DrMan "I just don't understand what the code of conduct violations have
to do with the rapes" When a student is raped, they normally report it
to the police. Unfortunately, the police took it upon themselves to forward the
matter to the honor code office.Knowing that the local police
department would forward the complaint, students hesitate to report a crime.
Because students are reluctant to report a crime, a rapist goes free. Other
students believe the campus is safe because they see a low crime statistic. The
statistic is falsely low, and hides the fact that the crime rate is higher, just
unreported. Worse, it hides the fact that rapists run free.
No BIG12 for BYU.
If I'm growing weed in my house and I am the victim of a home invasion, the
cops who come to investigate the home invasion aren't going to give me a
pass (AKA, amnesty) on my weed-growing antics because I'm now the victim of
a home invasion. Now, if I'm not willing to come forth to report the home
invasion because the cops will find out about my weed (and, hence, let the home
invasion perpetrators get away with it), that's my own stupid fault for
growing weed! I don't have a leg to stand on trying to blame the
government/law enforcement for me not reporting the invasion because of their
stance against and associated consequences with growing weed. The one has
absolutely nothing to do with the other!I just don't understand
what the code of conduct violations have to do with the rapes such that the code
of conduct violations would be overlooked when investigating the rapes. This
just makes no sense.
Wow, Brent T. of Aurora CO. You realize that this is an article about sexual
assault, right? Sexual assault is not about "exercising poor
judgement". It is a crime against a victim.
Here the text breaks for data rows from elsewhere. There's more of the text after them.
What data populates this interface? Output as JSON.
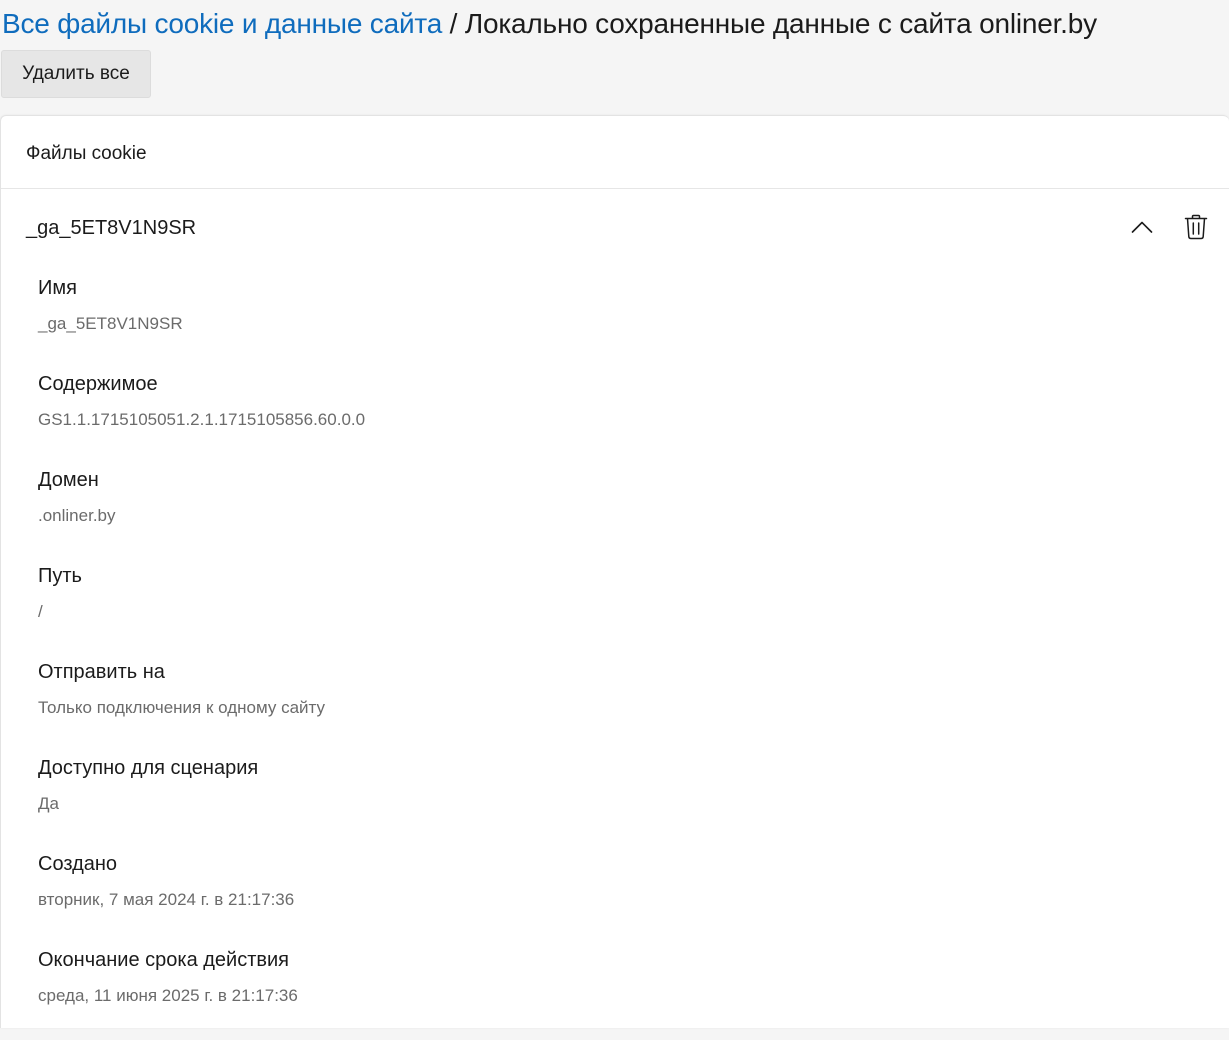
{
  "breadcrumb": {
    "link": "Все файлы cookie и данные сайта",
    "separator": " / ",
    "current": "Локально сохраненные данные с сайта onliner.by"
  },
  "toolbar": {
    "delete_all_label": "Удалить все"
  },
  "card": {
    "title": "Файлы cookie",
    "cookie": {
      "name": "_ga_5ET8V1N9SR",
      "collapse_icon": "chevron-up-icon",
      "delete_icon": "trash-icon",
      "fields": [
        {
          "label": "Имя",
          "value": "_ga_5ET8V1N9SR"
        },
        {
          "label": "Содержимое",
          "value": "GS1.1.1715105051.2.1.1715105856.60.0.0"
        },
        {
          "label": "Домен",
          "value": ".onliner.by"
        },
        {
          "label": "Путь",
          "value": "/"
        },
        {
          "label": "Отправить на",
          "value": "Только подключения к одному сайту"
        },
        {
          "label": "Доступно для сценария",
          "value": "Да"
        },
        {
          "label": "Создано",
          "value": "вторник, 7 мая 2024 г. в 21:17:36"
        },
        {
          "label": "Окончание срока действия",
          "value": "среда, 11 июня 2025 г. в 21:17:36"
        }
      ]
    }
  },
  "colors": {
    "link": "#0f6cbd",
    "secondary_text": "#6b6b6b",
    "page_background": "#f5f5f5"
  }
}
A woman who has unprotected sex and ends up with an STD or pregnant is culpable.
These are possible and reasonable consequences of not protecting yourself. In
the same way, drinking and drug use (lowering your protection by compromising
your mental and physical faculties), while not excusing the rapist, makes you
culpable. Giving a pass on stupid, as well as unsanctioned behavior, is yet one
more ill advised capitulation to exercising poor judgement. As well it
certainly clouds the determination of consent.While my message to my
daughters, and now my granddaughters, would be abstinence until marriage and
never consuming alcohol or using drugs, it would clearly be that CHOOSING to do,
impairing yourself, is asking for trouble, implies interest/consent, and is not
a valid excuse for the expected outcome from foolish decisions.